Wednesday, February 12, 2014

To Live

An almost white drop of sweat made its way down her scarred right cheek. Her cold, pale hands trembled as the beating sun shone through the window onto her frail body. Her faintly colored veins pounded in anticipation. She calmly shut her eyes, as had become procedure. Her body remained in place, swaying from side to side as she’d lost her sense of balance; her mind, however, drifted far from her putrid, cheap motel room. 


“Come on Nicole, just try it.” 

“My sister did it once and she was fine. Don’t be such a little bitch.”

Nicole stared at the needle. The moonlight reflected off of its point, creating an alluring glow. 

Nicole was a rather reserved young woman. Her nightly routine most often consisted of homework and a dash of television. Though once content with a life so bland, the grips of monotony had transformed from comforting to insufferable. She felt trapped in an all-too-typical fantasy. As any normal adolescent does, she began to develop a craving for excitement; something to free her from the prison of perpetual predictability. 

Nicole examined every inch of the needle. Her heart was throbbing, nearly protruding from her chest. Caroline continued to pester her, but Nicole couldn’t hear. 

Time began to slow down. 

She gazed at Caroline and noticed an expression of carefree relaxation. It was not an expression that comes as a result of perpetual predictability; it was an expression of independence, of sheer contentment. Caroline’s words were coarse and tone assertive, but her mouth nevertheless curved upward at its corners. When she concealed the smile, the easiness of her voice and drooping of her eyes served still as indication of her altered, seemingly more thrilling state. 

Nicole’s subconscious had already determined her course of action. She was tired of analyzing every aspect of her life. She was tired of relying on television characters through which she could vicariously live. She was tired of turning to her novels, which she so often got lost in, for a taste of adventure. 

Rejecting all logical reasoning, Nicole reached for the rubber rope that was resting on the glove box. In a heap, she tied it around her arm, choking her vein until she could nearly see the blood pumping through her body. With the edge of the rope in her mouth and caution to the wind, she shifted her focus to the needle that was made all the more enticing by its illumination. She began to reach for the glistening light, but the uncontrollable shaking in her hands inhibited the endeavor. Determined, she took a deep breath, bit the rope with might, and wrapped her hand around her escape.

When the needle slipped into her arm, she felt liberated. She felt alive. 

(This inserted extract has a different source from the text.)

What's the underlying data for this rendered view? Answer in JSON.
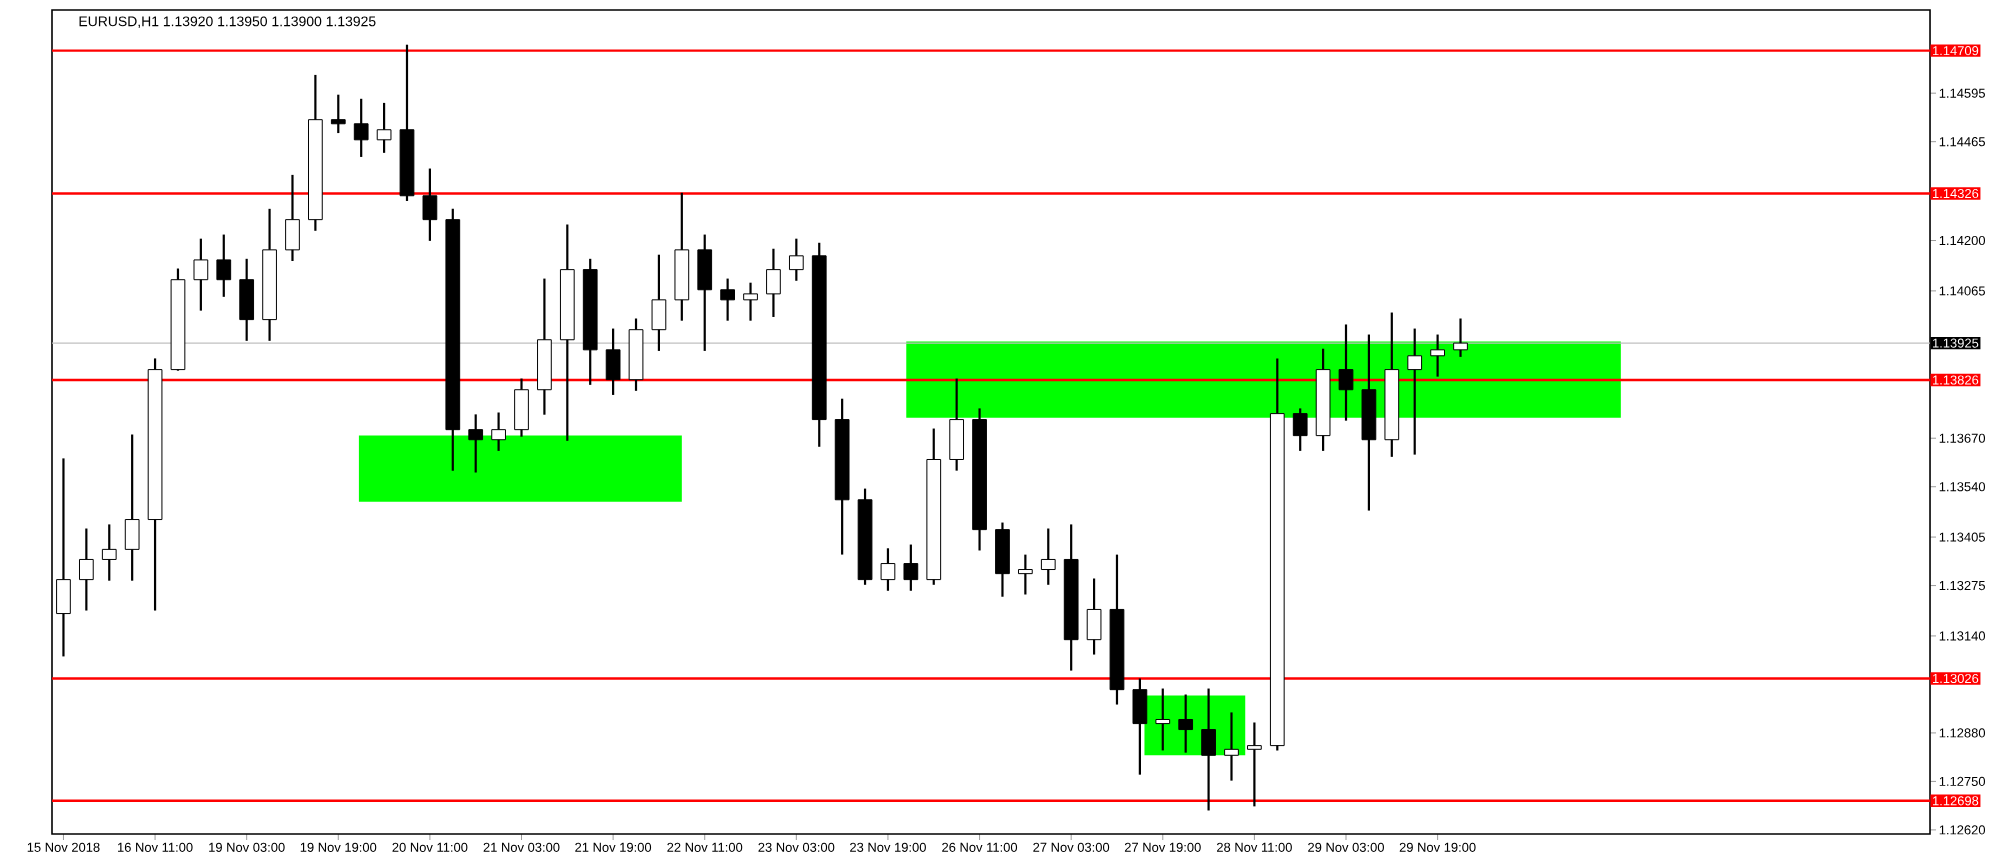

Nicole, with her eyes still shut, remained standing in her run down motel room. Suddenly, a plethora of memories began to flood in. She recalled what followed that night: The partying. The stealing from her parents. Integrating herself into a dangerous crowd. The first arrest. The second. Third. The first of what would be many interventions. The moment her parents kicked her out and cut her off. The first blow job she gave for money. The miscarriage. The times she woke up in the hospital, entirely unsure of how she got there. The overdoses. The attempts to get clean. The withdrawals. The apologies. The failed twelve steps. Relapses. Heartbreak. Failed suicide attempts. Hopelessness. Hatred.  


Nicole’s eyes opened. She looked at the glistening needle as the sun reflected off of its tip. Her mouth salivated. As she reached for the alluring, shimmering silver, she found herself inhibited by that ever-familiar trembling. For the first time in four years, she experienced the reluctance that she’d once foolishly ignored.  

Overcome by emotion, Nicole dropped to her knees. She buried her face in her hands and began to sob. Peace of mind, stability, simplicity - all of the things she’d once so vehemently wished to escape - had now become her most desired, yet elusive, objects. 

Suddenly, Nicole heard a voice in her head. It was her mother. 

“Our most determining moments come while on our knees. How we got there isn’t what defines us, though. Where we go upon getting up is.”

Nicole lifted her head up enough to gaze again at the needle lying so seductively on the coffee table. She summoned her deepest sources of strength and began to push her frail body upward. Her sobs turned into determined grunts. Her face grew blank. She experienced a feeling that she’d almost forgotten: empowerment. 

Nicole turned and made her way to the door. She opened it with haste, stumbling into the parking lot of the motel she’d come to know as home. For the first time in years, she saw the light of the world from its source. She no longer required an instrument off which the sun reflected to give her hope. She no longer felt the need to remain living vicariously through the needles that had come to define her. 

When she walked away from that coffee table, she left her past in the dark. She was finally, truly, and eternally free. She was, for the first time in her life, independently alive. 

1 comment:

  1. As I read this blog post, tears threatened to run out of my eyes. You so perfectly captured the despair of a person in Nicole's position. The pain and depression of addiction that Nicole is going through at the end is not something that can easily be put into words. This is truly an amazing piece of writing.